В Бухаре по-прежнему лютовала царская охранка, не радостью были аресты безвинных, обыски квартир и выслеживание подозрительных. Работники полиции, агенты, чиновники извлекали из всего этого большую выгоду для себя. Так, например, первый секретарь тайной полиции, агент Шулке, брал взятки с «подозрительных». Шулке обвинил в «неблагонадежности» даже родственников верховного судьи эмира — кози-колона и под этим предлогом арестовал их. Когда же кози-колон передал ему кругленькую сумму, Шулке выпустил обвиняемых из-под стражи и в письме к кози-колону даже передал им «большой привет». Оба эти документа — первоначальное обвинение и дружественное письмо — после взятки были переданы в совдеп города Когана после Февральской революции 1917 года. На основании этих писем совдеп Когана принял решение арестовать Шулке, но Шулке успел бежать от возмездия в Петроград.

Милость власть имущих

Весну 1916 года Садриддин Айни провел в путешествии. Он ездил по районам и кишлакам Бухары, знакомился с жизнью народа. Побывал в Фергане, Ходженте и Самарканде.

В конце октября, когда он, путешествуя, попал в Карши, ему пришло известие из Бухары:

«Срочно возвращайтесь в город. Вас назначили мударрисом в медресе Хиёбон».

Это известие Айни удивило. Его без всяких просьб и хлопот назначают мударрисом одного из самых больших медресе Бухары! Дело в том, что, чтобы попасть в это медресе, требовалось по меньшей мере лет десять трудиться в других медресе, поклониться власть имущим, кое-кого из чиновников угостить и, наконец, дать взятку. И вдруг!.. Что-то, видно, случилось! Его без просьбы и низкопоклонства назначают туда!..

Однако ничего удивительного в этом не было. Власти эмирата не хотели упускать из виду, выпустить из-под своего контроля, своего влияния такого видного поэта и ученого, уважаемого простолюдинами человека. Ведь, находясь в кругу мулл, принадлежа к этому обществу, Айни попадал под опеку и контроль тем скорее, чем выше был занимаемый им пост. Кроме этого, тайная полиция России была обеспокоена тем, что такой влиятельный среди народа человек уходил из-под надзора полиции и был в постоянном окружении рабочих завода, простых тружеников, среди которых было много неблагонадежных…

Агент предписывал эмиру ввести Айни в круг мулл и держать под неусыпным надзором…
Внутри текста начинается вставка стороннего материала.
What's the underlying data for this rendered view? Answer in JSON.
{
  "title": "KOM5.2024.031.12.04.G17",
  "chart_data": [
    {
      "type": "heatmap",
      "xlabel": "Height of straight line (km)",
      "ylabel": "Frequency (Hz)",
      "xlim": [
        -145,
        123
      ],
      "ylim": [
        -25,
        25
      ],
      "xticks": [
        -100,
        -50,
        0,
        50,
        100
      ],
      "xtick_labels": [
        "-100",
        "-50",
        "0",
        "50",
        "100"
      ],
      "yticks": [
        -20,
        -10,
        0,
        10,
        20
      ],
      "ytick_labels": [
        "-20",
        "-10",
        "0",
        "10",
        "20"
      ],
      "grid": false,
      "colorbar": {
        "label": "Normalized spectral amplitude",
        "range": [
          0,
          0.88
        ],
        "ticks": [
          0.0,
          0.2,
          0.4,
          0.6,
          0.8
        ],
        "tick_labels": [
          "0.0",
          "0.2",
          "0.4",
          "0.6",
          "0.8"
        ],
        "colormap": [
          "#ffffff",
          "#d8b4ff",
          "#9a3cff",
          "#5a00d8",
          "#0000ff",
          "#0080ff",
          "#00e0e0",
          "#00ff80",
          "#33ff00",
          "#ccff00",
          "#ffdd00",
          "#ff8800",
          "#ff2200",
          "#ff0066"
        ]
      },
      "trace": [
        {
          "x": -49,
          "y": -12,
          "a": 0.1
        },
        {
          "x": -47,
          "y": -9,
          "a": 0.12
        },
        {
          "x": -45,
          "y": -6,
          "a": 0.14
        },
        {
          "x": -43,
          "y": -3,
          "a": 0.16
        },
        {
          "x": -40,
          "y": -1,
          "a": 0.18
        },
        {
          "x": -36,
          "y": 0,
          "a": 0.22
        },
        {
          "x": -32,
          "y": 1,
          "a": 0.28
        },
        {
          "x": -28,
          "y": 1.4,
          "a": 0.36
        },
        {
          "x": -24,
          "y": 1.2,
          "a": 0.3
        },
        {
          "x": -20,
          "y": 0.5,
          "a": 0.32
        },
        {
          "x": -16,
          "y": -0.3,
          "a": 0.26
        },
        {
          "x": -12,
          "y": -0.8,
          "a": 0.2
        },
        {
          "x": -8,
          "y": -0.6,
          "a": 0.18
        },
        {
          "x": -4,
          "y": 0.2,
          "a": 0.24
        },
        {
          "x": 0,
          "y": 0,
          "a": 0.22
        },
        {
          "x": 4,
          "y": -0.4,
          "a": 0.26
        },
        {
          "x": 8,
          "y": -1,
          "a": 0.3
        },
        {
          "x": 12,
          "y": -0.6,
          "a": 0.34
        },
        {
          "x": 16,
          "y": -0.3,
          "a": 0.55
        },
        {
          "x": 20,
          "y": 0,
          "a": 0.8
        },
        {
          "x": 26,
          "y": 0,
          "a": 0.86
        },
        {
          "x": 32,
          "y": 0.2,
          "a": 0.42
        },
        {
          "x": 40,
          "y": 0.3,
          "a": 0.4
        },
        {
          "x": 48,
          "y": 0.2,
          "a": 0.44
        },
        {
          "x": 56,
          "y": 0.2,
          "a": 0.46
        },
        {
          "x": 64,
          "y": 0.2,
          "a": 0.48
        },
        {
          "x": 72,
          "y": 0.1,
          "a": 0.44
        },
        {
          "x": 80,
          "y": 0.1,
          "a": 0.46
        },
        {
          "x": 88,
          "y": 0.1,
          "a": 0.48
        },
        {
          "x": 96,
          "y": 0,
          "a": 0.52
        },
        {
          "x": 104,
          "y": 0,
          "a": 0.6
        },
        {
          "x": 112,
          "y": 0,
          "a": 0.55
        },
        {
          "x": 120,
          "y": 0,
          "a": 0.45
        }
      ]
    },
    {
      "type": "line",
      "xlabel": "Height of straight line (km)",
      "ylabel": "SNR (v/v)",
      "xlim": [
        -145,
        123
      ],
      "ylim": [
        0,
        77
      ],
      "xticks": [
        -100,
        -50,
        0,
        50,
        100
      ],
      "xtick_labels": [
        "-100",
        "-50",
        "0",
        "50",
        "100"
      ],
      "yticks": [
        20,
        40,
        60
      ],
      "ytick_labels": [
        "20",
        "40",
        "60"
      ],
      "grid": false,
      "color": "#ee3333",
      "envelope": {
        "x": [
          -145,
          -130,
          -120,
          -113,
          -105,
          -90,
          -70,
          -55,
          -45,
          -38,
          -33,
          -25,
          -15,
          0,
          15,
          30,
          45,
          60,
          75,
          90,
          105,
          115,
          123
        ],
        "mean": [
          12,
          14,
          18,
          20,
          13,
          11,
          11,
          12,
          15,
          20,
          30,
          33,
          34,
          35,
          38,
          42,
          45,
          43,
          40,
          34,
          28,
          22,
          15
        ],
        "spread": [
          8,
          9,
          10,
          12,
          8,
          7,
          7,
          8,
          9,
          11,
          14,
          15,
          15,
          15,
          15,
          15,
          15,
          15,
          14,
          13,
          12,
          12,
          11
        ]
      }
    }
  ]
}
Конечно, сам Айни в то время всего этого не знал. Он не был связан с революционным движением и особого контакта с рабочими не имел.

Айни вернулся из Карши в Бухару и в эмирской канцелярии в Арке взял ярлык-приказ, назначение мударрисом. Но он не хотел быть мударрисом в медресе Хиёбон. Айни на сто тенег устроил угощение для служек этого медресе:

— Хотя меня его высочество и назначил к вам мударрисом, но я имею замечания и предупреждения и поэтому работать у вас не смогу.
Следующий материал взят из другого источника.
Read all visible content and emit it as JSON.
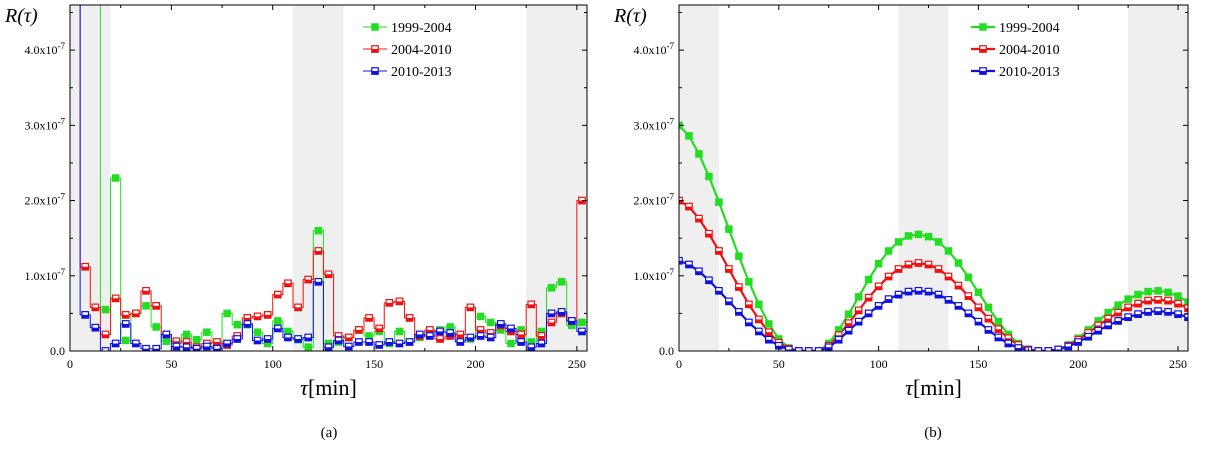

Служки обрадованно приняли отказ Айни: ведь пока придет новый мударрис, им будет вольготнее, да и средства, поступающие в кассу медресе, можно делить между собой…

С легкой душой Айни вновь вернулся к себе в келью в медресе Кукельташ…

Действия вольнодумцев и их последствия

Вести о Февральской революции 1917 года и свержении царскою самодержавия пришли в Бухару с большим запозданием. В марте агент тайной полиции в Когане объявил о «добровольном» отказе царя от престола.

Всего в нескольких километрах от Бухары — в Когане и даже возле ворот города, у вокзала — железнодорожники устраивали манифестации, митинги. Однако эмир и его свита приняли все меры, чтобы ветер революций не проник в Бухару, обошел ее стороной.